Critically, Inherent Vice was admired and divisive in roughly equal measure. Many reviewers praised its audacity, its performances (Phoenix and Brolin especially), Greenwood's score, and its faithful capture of Pynchon's tone, while a substantial number found it frustratingly opaque, shapeless, or willfully impenetrable. The bafflement was, for admirers, the point; for detractors, a defect. The film earned Academy Award nominations for Best Adapted Screenplay (Anderson) and Best Costume Design (Bridges), and it has accumulated a devoted critical following in the years since, with reassessments tending to credit its emotional depth and its standing as the most serious attempt yet to translate Pynchon to the screen.
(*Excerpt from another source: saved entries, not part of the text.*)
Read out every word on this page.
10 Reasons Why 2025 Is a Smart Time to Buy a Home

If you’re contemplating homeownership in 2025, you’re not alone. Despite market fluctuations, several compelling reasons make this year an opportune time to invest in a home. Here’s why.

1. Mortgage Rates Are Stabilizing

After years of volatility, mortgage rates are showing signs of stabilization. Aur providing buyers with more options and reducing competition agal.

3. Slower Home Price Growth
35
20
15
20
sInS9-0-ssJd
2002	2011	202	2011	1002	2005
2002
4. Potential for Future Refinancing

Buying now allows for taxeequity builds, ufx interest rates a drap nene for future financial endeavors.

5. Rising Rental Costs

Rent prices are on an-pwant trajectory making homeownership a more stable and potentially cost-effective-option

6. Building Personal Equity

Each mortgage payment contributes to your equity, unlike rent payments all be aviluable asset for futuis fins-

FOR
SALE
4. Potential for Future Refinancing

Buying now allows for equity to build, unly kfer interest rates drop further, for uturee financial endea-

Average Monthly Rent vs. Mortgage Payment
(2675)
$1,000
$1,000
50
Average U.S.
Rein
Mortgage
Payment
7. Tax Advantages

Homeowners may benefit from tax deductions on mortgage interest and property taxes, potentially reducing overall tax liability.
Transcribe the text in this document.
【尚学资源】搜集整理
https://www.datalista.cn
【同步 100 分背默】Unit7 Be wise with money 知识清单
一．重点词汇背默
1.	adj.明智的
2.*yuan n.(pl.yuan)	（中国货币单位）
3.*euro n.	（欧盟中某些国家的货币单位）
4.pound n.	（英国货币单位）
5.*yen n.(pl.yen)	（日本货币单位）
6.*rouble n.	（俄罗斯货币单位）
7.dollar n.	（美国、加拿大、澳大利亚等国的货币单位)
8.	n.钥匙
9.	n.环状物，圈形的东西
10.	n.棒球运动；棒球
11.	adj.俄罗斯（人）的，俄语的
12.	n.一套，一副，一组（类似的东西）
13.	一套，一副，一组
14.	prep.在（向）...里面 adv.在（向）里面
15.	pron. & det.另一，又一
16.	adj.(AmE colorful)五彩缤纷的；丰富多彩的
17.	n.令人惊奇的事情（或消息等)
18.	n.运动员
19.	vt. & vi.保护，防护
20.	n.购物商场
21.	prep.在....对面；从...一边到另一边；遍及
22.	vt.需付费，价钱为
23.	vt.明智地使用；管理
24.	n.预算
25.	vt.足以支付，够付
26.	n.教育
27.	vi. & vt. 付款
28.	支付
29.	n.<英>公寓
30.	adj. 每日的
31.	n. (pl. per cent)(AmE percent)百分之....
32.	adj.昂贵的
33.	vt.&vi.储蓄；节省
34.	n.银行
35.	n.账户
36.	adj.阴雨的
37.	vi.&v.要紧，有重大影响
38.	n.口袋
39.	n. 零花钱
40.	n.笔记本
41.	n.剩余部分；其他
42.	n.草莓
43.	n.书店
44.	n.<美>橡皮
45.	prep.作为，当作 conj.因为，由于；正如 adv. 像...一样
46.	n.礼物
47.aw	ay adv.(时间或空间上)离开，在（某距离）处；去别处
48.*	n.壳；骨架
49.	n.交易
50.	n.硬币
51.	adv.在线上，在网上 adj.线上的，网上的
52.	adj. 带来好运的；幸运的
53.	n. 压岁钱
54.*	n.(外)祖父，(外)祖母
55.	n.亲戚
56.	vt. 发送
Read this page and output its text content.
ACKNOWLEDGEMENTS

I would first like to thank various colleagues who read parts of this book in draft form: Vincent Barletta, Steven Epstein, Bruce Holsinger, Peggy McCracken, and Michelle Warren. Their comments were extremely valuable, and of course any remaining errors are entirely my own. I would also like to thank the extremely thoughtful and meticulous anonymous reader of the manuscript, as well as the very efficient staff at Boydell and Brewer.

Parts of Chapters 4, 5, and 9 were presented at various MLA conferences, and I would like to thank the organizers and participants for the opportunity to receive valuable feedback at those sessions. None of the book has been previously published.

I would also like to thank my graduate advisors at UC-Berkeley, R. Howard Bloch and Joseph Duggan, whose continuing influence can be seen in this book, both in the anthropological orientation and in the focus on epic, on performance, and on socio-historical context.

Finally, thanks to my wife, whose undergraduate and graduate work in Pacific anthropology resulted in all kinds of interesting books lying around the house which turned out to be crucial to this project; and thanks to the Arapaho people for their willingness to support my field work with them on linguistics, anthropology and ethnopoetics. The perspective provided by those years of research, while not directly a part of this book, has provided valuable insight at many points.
Its commercial performance was modest, in keeping with its difficulty and specialty release; precise grosses should be checked against a reliable source.

Looking backward, its influences are explicit and several: Pynchon's novel above all; the revisionist L.A. noir of Altman's The Long Goodbye and Polanski's Chinatown; Chandler's hardboiled tradition and its mid-century screen adaptations; the New Hollywood's loose, character-driven storytelling; the stoner-comedy lineage running through Cheech and Chong; and the Coens' The Big Lebowski. Anderson's own evolving California project and his collaborations with Elswit and Greenwood are the immediate creative antecedents.

Looking forward, the film's most concrete legacy is as a proof of concept: it demonstrated that Pynchon's prose could be brought to the screen with its texture intact, and it deepened the critical conversation about adapting "unfilmable" maximalist fiction. Within Anderson's career it served as a tonal bridge toward the lighter, more nostalgic register of Licorice Pizza (2021), confirming his turn toward Southern California memory pieces. More diffusely, it has become a touchstone for a certain mode of mood-forward, plot-resistant filmmaking — admired by other directors and cinephiles for its willingness to subordinate narrative legibility to atmosphere, period feeling, and elegiac emotion. Its full influence is still settling, and the dossier records its standing as a growing rather than a fixed reputation.